その同行者としてイレーナが選ばれたのである。
もちろん周囲からは賛否両論あった。
「側妃の分際で出しゃばりすぎだろう」
「アンジェさまを差し置いて」
「お忍びだからわざと貧相な側妃を選ばれたに違いない」
「たしかにアンジェさまは気品あふれるお方だからな」
イレーナは城内を歩くたびに周囲からひそひそ聞こえてくる声にうんざりしていた。
あの会議以来風当たりが強いので、おとなしくしておきたかったのに、なぜヴァルクはイレーナに目立つようなことをさせるのか。
(はぁ……めんどくさいわ)
鬱々とした気分のイレーナと違って、リアは大喜びだった。
「完成しました。
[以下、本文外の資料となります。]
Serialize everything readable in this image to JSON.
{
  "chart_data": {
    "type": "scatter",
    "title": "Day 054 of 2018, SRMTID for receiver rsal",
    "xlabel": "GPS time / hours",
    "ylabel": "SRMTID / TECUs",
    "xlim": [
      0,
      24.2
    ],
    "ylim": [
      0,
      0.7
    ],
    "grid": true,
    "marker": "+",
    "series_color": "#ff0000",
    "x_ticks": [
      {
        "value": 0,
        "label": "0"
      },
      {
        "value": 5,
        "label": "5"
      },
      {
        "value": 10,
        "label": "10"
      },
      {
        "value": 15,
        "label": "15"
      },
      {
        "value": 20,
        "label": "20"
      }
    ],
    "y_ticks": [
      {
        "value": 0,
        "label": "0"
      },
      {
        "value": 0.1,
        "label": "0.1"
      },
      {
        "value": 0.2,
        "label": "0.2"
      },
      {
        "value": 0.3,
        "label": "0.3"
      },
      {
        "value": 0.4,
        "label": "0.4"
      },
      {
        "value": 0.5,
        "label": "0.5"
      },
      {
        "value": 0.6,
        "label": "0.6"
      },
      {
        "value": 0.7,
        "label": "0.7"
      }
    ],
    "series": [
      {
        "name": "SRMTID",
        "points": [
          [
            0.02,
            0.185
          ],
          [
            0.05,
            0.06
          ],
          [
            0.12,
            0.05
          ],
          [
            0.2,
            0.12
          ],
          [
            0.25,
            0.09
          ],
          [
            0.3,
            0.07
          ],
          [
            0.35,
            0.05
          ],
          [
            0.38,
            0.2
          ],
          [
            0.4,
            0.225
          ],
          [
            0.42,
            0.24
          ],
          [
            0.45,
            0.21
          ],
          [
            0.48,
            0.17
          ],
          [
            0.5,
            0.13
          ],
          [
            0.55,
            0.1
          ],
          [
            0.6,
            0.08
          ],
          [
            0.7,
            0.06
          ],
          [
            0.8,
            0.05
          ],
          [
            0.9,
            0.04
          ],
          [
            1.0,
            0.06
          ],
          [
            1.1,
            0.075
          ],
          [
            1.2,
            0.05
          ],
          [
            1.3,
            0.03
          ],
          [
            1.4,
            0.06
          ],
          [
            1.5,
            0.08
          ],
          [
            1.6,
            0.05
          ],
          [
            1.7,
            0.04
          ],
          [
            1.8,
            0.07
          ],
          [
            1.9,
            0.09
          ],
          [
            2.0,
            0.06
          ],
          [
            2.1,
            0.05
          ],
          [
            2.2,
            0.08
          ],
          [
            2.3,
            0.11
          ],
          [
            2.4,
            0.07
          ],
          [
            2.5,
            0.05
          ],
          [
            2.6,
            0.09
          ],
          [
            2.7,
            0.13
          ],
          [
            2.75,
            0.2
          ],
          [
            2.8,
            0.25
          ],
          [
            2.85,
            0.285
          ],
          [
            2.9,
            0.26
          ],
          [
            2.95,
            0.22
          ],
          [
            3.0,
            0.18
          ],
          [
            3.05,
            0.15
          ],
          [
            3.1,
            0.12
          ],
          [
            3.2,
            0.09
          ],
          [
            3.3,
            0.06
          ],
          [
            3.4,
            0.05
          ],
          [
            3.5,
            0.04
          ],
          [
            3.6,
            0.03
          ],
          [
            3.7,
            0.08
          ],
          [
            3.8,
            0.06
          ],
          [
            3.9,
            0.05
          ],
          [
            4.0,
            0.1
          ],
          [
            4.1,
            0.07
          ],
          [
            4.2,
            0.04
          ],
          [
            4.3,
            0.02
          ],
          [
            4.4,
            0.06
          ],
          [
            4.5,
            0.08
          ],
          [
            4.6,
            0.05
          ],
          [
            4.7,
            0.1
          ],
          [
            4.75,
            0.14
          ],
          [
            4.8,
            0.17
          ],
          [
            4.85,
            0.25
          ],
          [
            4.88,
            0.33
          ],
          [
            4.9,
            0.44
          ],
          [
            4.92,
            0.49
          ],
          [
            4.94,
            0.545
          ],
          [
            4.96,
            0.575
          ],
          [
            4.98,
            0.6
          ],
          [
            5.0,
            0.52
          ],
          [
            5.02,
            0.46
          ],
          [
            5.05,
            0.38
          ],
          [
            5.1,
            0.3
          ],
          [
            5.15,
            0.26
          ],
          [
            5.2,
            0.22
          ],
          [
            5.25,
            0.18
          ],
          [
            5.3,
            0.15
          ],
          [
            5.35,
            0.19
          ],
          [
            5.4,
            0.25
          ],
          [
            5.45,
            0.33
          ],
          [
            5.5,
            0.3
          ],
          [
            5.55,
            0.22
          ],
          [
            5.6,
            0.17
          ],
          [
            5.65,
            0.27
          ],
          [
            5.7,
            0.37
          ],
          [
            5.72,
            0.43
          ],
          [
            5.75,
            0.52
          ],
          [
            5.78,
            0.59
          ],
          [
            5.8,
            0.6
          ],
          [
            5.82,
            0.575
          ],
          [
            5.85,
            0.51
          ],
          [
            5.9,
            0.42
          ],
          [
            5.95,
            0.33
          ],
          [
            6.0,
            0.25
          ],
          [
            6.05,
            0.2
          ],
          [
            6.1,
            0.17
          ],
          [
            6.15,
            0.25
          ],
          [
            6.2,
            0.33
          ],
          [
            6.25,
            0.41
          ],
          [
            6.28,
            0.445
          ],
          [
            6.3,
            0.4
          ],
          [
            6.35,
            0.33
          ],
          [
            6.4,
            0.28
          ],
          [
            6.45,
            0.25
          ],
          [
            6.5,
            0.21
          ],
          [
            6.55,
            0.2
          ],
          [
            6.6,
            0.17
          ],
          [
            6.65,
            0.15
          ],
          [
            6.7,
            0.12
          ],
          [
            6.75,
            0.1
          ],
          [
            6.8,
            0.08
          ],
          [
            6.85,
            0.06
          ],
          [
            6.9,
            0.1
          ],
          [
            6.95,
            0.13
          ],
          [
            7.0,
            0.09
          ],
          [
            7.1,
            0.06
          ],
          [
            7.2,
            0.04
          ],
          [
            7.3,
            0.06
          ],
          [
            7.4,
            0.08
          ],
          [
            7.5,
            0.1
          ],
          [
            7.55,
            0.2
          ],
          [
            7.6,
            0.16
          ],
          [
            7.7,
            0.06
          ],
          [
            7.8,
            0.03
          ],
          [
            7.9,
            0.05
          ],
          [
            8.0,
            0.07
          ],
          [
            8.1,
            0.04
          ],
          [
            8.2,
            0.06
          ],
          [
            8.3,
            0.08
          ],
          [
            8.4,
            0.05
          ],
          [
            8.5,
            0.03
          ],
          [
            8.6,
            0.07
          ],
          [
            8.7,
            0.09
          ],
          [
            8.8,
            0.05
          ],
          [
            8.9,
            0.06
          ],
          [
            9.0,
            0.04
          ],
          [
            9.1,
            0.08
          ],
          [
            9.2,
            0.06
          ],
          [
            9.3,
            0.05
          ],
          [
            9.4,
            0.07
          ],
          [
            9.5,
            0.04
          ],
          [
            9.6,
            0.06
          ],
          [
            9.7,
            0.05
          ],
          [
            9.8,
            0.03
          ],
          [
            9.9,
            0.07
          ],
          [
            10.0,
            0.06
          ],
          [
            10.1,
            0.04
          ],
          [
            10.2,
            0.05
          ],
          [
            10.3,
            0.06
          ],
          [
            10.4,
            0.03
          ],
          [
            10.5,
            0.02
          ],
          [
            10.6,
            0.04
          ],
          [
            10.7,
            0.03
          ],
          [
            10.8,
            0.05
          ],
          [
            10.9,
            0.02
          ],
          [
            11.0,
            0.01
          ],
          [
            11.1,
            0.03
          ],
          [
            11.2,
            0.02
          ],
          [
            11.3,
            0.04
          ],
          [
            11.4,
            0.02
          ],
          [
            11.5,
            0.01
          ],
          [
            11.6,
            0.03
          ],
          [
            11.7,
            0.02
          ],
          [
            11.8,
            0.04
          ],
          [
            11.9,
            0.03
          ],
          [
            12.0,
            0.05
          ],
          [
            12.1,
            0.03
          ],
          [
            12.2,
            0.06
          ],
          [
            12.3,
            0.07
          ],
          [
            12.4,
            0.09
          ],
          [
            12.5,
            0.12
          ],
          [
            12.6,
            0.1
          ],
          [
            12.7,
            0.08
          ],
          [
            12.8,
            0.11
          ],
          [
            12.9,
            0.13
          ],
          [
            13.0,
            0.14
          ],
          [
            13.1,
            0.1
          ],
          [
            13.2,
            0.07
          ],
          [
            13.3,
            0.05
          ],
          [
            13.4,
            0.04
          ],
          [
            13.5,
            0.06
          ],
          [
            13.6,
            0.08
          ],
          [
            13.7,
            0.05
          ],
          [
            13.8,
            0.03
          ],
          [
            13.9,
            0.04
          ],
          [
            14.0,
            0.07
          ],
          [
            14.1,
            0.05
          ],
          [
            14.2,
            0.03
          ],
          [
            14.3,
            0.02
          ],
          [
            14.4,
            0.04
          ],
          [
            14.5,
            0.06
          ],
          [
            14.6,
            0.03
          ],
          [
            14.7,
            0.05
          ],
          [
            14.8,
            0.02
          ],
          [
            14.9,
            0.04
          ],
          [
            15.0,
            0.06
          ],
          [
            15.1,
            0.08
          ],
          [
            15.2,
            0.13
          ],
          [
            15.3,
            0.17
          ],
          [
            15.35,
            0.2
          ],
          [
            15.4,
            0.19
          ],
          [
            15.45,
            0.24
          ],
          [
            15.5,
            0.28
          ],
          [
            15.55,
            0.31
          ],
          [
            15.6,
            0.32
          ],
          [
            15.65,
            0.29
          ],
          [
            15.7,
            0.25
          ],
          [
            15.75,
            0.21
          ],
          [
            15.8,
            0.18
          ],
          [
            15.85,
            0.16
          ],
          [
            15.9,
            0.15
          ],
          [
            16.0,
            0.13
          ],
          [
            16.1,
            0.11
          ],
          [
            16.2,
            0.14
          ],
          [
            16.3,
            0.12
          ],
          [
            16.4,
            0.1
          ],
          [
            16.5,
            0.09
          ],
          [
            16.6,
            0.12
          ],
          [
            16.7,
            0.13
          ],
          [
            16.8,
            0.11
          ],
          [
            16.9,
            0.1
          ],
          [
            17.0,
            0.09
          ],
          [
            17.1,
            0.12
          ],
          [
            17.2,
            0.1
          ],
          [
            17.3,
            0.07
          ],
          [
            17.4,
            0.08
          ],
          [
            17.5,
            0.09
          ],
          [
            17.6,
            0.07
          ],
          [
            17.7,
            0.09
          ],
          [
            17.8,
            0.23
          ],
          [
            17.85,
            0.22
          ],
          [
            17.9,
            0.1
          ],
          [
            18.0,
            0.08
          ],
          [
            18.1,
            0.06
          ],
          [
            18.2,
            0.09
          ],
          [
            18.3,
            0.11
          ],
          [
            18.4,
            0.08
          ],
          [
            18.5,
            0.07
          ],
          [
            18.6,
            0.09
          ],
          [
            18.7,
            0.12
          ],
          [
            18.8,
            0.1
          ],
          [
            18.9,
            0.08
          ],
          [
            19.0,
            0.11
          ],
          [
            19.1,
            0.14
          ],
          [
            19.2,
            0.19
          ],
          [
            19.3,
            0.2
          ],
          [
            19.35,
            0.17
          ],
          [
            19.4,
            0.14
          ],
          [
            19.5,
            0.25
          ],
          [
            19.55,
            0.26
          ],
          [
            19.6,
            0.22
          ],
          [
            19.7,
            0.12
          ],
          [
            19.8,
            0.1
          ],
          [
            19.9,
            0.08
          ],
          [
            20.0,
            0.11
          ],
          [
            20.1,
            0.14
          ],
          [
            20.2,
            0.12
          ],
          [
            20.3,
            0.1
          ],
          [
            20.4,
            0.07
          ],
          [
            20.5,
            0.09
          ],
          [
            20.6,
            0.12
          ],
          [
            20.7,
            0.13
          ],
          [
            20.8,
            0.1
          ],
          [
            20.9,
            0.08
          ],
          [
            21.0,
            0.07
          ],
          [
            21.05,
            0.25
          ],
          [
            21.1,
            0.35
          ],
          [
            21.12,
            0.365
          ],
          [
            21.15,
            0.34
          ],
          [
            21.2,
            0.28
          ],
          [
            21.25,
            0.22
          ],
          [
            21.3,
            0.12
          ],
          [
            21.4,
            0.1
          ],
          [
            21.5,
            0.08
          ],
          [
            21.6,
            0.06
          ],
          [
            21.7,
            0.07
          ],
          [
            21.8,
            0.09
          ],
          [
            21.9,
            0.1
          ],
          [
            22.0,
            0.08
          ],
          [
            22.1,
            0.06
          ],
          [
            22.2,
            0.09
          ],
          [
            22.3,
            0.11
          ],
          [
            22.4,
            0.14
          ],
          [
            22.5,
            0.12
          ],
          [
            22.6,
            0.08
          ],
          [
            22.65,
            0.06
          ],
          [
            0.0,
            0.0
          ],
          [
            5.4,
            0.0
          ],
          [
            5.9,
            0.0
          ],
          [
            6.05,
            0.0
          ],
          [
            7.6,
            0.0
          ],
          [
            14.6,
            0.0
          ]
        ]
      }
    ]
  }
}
これでイレーナさまはどこからどう見ても平民です」
メイクを終えたリアが額の汗を拭いながらふうっとため息をもらした。
(これは喜んでいいのか複雑だわ)
鏡の前には茶色のワンピース姿のイレーナが映っている。
化粧は薄く、髪型はうしろでひとつに三つ編みしており、どこから見ても下町の娘だ。
リアも使用人たちもにこにこしている。